Re: [Axiom-developer] "has" and "with" (was curious algebra failure)

[Gabriel Dos Reis]

"Bill Page" <address@hidden> writes:

| Gaby,
| 
| On 8/12/07, you wrote:
| > On Sun, 12 Aug 2007, William Sit wrote:
| >
| > | Isn't the problem whether 'Monad has SetCategory with
| > | "*":(%,%)->%' ? My answer would be yes. This should not be
| > | related to equivalence of categories or domains. We
| > | already have seen examples that Integer has with
| > | _*:(Integer, Integer)->Integer. Here, we are not saying
| > | 'Monad is SetCategory with "*":(%,%)->%'.
| >
| 
| Sorry for my confusion. In fact I agree with William. This is not
| directly related to type equivalence. We need something more general
| than type equivalence. We need to know when one category is a
| subcategory of another. The type equivalence rules to which Juergen
| referred must be applied to the parts of the category expressions in
| order to determine this relationship.
| 
| You wrote:
| 
| > > I'm saying that the parameter S of the default package
| > > Monad& -- generated for the default implementation of the
| > > category Monad -- is of the named category Monad.  It is
| > > that parameter S which is being used to instantiate
| > >RepeatedSquaring.  However, RepeatedSquaring expects its
| > >(domain) argument to be of the unnamed category
| > >
| > >    SetCategory with "*": (%,%) -> %
| 
| Your statement of the problem is a little confusing to me since the
| parameter S is the parameter of RepeatedSquaring. But as you say, it's
| type is given by the unnamed category above. You are concerned because
| what is being passed to RepeatedSquaring is a domain of type category
| named Monad. But clearly a domain of type Monad is also is a member of
| 
|    SetCategory with "*": (%,%) -> %
| 
| since Monad is a subcategory of this category - any domain that "has"
| Monad will necessarily provide all of the exports required by
| RepeatedSquaring. RepeatedSquaring requires it's (domain) argument to
| be of type that is a subcategory of this unnamed category.

A few obversations:

    1.  When a function is called, the compiler/interpreter determines
        whether the arguments used to call the function are coercible
        to the type of the formal parameters of the function, when it
        was declared.

       What that means concretely is that when we declare a function
       like

         foo: Double -> Double


       and we attempt foo(4), the compiler/interperter does not start
       looking whether the value 4 "has" sin, cos, and many operations 
       that hold for Doubles.  Rather, it determins whether the value
       4 can be converted the type Double, if yes, it applies that
       conversion and generate call to foo() with the result of the
       of the conversion as argument.

       That looks intuitive enough.  And I suspect we all agree.

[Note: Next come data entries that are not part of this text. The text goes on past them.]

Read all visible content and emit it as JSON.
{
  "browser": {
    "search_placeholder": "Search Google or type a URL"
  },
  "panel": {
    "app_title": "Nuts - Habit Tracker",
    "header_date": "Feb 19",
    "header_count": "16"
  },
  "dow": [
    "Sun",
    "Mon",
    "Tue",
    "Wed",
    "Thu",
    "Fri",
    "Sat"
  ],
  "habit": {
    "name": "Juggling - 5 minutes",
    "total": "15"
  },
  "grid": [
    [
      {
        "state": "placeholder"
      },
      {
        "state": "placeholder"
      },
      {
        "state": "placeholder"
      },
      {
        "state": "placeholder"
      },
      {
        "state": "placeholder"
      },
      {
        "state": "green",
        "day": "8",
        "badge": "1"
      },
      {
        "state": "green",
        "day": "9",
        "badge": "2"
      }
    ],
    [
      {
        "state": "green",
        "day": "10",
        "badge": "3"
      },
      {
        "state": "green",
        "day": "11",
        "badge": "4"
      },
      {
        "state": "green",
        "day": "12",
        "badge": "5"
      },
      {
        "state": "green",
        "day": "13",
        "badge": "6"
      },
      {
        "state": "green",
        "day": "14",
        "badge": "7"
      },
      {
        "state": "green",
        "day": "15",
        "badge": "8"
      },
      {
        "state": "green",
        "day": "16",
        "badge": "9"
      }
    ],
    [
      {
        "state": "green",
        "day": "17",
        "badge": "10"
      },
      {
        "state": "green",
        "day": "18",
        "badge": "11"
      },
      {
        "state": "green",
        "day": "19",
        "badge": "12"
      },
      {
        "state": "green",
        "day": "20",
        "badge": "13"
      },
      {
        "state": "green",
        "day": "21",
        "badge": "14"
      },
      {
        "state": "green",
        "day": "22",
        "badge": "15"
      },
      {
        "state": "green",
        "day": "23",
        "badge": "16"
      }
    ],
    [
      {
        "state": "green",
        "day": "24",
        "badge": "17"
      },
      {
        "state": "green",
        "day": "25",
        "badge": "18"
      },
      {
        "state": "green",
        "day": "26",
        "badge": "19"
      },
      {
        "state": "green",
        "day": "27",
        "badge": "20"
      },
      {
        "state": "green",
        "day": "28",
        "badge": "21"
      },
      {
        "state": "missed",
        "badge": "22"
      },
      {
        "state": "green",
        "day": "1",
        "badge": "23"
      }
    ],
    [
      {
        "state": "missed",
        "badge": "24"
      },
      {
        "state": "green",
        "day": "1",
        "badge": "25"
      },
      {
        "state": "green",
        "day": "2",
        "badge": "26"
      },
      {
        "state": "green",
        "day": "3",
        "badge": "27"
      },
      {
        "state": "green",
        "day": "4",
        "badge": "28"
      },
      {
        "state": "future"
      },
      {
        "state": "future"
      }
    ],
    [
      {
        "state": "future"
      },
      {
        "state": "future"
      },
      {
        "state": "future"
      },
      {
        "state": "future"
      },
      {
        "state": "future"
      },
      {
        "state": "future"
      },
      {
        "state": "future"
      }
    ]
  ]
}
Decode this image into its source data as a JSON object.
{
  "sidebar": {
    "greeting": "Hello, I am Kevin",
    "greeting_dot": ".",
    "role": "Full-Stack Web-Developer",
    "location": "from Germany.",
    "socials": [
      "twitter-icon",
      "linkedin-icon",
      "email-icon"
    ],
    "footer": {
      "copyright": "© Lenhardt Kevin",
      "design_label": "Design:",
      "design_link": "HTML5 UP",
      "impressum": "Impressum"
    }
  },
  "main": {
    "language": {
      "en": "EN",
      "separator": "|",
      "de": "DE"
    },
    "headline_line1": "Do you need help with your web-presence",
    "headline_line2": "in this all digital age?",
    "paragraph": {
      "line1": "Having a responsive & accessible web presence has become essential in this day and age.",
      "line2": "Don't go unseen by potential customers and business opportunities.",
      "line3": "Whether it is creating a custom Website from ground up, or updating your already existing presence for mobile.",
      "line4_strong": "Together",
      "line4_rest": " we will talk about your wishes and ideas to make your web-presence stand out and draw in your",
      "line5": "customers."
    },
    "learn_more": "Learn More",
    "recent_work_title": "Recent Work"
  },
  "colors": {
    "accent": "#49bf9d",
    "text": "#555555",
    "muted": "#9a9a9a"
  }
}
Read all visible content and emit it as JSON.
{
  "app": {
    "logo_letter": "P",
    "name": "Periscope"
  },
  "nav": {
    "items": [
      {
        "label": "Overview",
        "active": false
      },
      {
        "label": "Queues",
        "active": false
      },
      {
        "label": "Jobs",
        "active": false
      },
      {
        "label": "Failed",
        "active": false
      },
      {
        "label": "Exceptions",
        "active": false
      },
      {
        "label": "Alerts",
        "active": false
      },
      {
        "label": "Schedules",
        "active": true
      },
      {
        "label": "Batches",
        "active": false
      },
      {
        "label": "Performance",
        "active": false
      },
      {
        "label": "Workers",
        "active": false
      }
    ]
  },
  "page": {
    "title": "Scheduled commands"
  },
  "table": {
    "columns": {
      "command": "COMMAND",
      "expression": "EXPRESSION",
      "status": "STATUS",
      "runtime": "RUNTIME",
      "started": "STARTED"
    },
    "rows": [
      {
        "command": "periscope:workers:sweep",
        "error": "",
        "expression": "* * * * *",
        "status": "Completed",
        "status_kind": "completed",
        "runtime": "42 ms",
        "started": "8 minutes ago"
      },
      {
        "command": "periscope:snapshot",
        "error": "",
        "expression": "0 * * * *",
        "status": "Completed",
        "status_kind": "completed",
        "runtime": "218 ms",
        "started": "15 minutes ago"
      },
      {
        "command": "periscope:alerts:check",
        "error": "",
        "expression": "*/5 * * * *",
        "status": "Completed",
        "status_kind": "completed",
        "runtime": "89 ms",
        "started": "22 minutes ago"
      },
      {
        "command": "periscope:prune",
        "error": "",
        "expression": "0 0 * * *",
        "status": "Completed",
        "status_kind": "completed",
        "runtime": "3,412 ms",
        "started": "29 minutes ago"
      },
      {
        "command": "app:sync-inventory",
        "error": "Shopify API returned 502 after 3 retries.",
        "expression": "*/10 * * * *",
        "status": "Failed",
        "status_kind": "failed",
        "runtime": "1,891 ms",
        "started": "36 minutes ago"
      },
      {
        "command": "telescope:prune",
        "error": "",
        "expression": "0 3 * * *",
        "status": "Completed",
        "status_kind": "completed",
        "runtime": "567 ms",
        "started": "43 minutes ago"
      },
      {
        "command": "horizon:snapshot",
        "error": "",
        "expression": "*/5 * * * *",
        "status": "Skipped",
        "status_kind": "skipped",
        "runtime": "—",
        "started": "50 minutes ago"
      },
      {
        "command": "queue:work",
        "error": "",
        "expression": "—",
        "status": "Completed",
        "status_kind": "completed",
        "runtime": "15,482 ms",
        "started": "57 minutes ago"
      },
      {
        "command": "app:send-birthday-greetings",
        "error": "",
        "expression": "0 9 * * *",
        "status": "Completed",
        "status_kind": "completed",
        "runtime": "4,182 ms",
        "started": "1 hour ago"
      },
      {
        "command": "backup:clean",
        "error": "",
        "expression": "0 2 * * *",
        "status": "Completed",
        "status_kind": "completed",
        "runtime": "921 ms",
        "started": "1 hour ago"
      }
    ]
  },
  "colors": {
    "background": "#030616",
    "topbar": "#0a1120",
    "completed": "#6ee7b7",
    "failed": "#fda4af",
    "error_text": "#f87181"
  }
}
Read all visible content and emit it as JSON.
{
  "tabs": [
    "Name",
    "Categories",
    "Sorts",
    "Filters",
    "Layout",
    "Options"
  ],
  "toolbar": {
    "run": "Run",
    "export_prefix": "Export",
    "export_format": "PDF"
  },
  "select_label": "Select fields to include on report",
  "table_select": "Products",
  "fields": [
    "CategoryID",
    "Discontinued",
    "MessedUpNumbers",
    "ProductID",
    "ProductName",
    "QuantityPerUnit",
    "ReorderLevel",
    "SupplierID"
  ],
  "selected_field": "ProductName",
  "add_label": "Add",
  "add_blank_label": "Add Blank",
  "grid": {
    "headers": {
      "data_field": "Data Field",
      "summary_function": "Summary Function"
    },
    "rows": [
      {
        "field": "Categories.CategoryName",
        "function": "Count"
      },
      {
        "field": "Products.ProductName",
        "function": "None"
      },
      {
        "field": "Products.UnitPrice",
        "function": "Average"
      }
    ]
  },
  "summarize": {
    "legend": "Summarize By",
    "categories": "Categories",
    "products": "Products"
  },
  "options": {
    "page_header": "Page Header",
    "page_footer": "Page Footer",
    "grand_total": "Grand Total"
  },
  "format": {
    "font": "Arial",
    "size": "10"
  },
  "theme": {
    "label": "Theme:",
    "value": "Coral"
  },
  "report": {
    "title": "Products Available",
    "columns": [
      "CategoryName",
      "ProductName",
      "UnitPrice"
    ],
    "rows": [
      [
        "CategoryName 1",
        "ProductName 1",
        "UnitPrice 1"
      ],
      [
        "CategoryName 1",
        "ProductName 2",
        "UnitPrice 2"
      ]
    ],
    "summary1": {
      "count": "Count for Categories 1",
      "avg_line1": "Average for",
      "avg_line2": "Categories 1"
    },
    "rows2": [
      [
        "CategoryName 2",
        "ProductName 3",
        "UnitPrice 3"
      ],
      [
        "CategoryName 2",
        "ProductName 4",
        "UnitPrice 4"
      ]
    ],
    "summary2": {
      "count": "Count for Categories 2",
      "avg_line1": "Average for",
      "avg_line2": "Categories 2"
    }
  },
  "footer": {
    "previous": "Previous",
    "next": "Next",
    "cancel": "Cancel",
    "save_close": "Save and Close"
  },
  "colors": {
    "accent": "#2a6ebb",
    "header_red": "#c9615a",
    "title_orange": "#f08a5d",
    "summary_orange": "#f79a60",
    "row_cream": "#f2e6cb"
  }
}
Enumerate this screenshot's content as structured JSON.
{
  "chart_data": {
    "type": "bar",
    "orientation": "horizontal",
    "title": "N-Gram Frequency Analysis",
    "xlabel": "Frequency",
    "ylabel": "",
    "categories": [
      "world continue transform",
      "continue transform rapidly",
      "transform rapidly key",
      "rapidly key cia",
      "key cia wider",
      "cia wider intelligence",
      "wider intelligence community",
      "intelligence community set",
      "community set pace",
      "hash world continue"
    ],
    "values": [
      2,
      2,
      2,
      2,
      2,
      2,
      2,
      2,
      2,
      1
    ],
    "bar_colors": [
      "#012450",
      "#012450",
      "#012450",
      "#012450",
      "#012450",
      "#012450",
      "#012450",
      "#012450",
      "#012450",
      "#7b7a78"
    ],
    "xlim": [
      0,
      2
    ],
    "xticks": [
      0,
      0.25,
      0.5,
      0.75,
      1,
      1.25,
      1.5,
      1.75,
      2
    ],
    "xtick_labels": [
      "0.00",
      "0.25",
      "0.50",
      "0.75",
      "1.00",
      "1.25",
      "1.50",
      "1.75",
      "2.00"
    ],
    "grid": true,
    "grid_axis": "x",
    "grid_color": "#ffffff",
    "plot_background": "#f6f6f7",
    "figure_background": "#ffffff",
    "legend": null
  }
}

   2.  When one defines a category with default implementation, like 
       Monad, the compiler extracts the "purely categorial" part of
       Monad, e.g. the exports; then it implicitly creates a package
       Monad& with an implicit parameter S of type Monad.  E.g., it is
       as if the code was written:

       )abbrev package MONAD- Monad&
       Monad&(S: Monad): Public == Private where
         Public ==> with
           "**" : (S, PositiveInteger) -> S
 
         Private ==> add
           import RepeatedSquare(S)
           x ** n == expt(x, n)


       Now the compiler goes on typecheking the defnition x ** n.
       It sees the use of expt() and find out that the only expt() in
       scope if the one from RepeatedSquare(S).  Then it tries
       to instantiate that package -- just like a function call.
       From there, it applies the usual rules:  Can I coerce S of
       type Monad to the expected argument type of RepeatedSquare()?
       They answer comes out as "no".  Hence the error.


Is that less confusing?

-- Gaby